Autorijden is een verantwoordelijk en belangrijk beroep dat kennis van verkeersregels, technische apparatuur en voertuigonderhoud vereist. Voor langdurig gebruik van voertuigen is een zorgvuldige bediening vereist. Het is noodzakelijk om de regels van het schakelen te kennen om de auto soepel te laten rijden.
instructies:
Stap 1
De auto kan worden uitgevoerd met een automatische (automatische versnellingsbak) of handgeschakelde (handgeschakelde) versnellingsbak. Als er een handgeschakelde versnellingsbak in de auto zit, moet er rekening mee worden gehouden dat elke auto specifieke snelheidsintervallen heeft voor elke versnelling. Bij het wisselen naar een ander snelheidsverschil, moet u overschakelen naar een andere versnelling.
Stap 2
Het snelheidsbereik dat overeenkomt met de eerste versnelling is 0-20 km / u. De eerste versnelling is inbegrepen om de transportbeweging te starten. Wanneer u een snelheid bereikt die dicht bij het maximum voor deze versnelling ligt, moet u overschakelen naar de tweede versnelling. Het is toegestaan om met een snelheid van 40 km / u naar een hogere versnelling te schakelen, terwijl de krukassnelheid zijn maximum zal bereiken, wat de conditie van de motor negatief zal beïnvloeden. Overschakelen van de eerste snelheid naar de tweede bij accelereren naar 3 km / u zal moeilijk zijn, of de auto zal lang accelereren, wat de werking van de motor en versnellingsbak negatief zal beïnvloeden.
Stap 3
Het snelheidsinterval voor de tweede versnelling wordt beschouwd als 20-40 km / u. Bij het naderen van een snelheid van 40 km / h moet u overschakelen naar de derde snelheid, wat zal leiden tot een zuinig brandstofverbruik. Een snelheidsbereik van 40-60 km/u is geschikt voor de vierde versnelling. De motor loopt soepel, de overgang is soepel en schokkerig. Wanneer u de auto uitrust met een vijfversnellingsbak en een snelheid van 90 km / u heeft bereikt, moet u naar de vijfde versnelling schakelen. Zuinig brandstofverbruik zal worden uitgevoerd bij het rijden van 90-110 km / u in de vijfde versnelling. Verdere snelheidsverhogingen leiden tot een hoger brandstofverbruik.
Stap 4
Als u de snelheid wilt verlagen, moet u de snelheidsintervallen voor de versnellingen in aflopende volgorde beschouwen.
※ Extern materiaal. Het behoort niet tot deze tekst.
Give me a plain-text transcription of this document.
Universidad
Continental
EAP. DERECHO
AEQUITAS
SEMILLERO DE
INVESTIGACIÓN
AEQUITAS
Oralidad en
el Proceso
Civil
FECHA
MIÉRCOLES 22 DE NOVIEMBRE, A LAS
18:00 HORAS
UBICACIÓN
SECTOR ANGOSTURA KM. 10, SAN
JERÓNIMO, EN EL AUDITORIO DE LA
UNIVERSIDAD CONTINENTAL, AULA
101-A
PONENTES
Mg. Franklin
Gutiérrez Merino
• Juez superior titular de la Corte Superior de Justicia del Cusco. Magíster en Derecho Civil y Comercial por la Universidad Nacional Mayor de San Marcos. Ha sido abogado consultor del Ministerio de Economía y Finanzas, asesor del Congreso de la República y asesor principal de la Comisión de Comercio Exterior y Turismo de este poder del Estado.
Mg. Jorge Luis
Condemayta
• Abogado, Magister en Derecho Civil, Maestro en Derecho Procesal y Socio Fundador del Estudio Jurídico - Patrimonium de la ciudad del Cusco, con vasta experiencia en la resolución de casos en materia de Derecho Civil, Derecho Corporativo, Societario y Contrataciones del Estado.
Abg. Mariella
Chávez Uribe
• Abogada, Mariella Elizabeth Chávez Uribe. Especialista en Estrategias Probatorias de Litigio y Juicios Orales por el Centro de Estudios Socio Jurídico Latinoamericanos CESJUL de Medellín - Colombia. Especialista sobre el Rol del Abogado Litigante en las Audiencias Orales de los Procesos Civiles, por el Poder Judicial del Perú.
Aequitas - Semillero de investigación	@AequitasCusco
De vierde versnelling moet worden opgenomen wanneer de snelheid daalt tot 60-70 km / u. De derde versnelling wordt ingeschakeld wanneer de auto rijdt met een snelheid van 40-50 km/u. U dient naar de tweede versnelling te schakelen wanneer de auto een snelheid van 20-40 km/u bereikt. In de eerste versnelling wordt aanbevolen om met de auto te rijden met een snelheid van 10-20 km / u, rijdend op oneffen oppervlakken.
Stap 5
Bij het bepalen van het schakelmoment moet rekening worden gehouden met de eigenaardigheden van het gebruikte voertuig. Je moet luisteren naar de draaiende motor, die, als het schakelen niet op tijd is, begint te "grommen". Onthoud in de beginfase van het gebruik van de auto de snelheidsintervallen die overeenkomen met de versnellingen.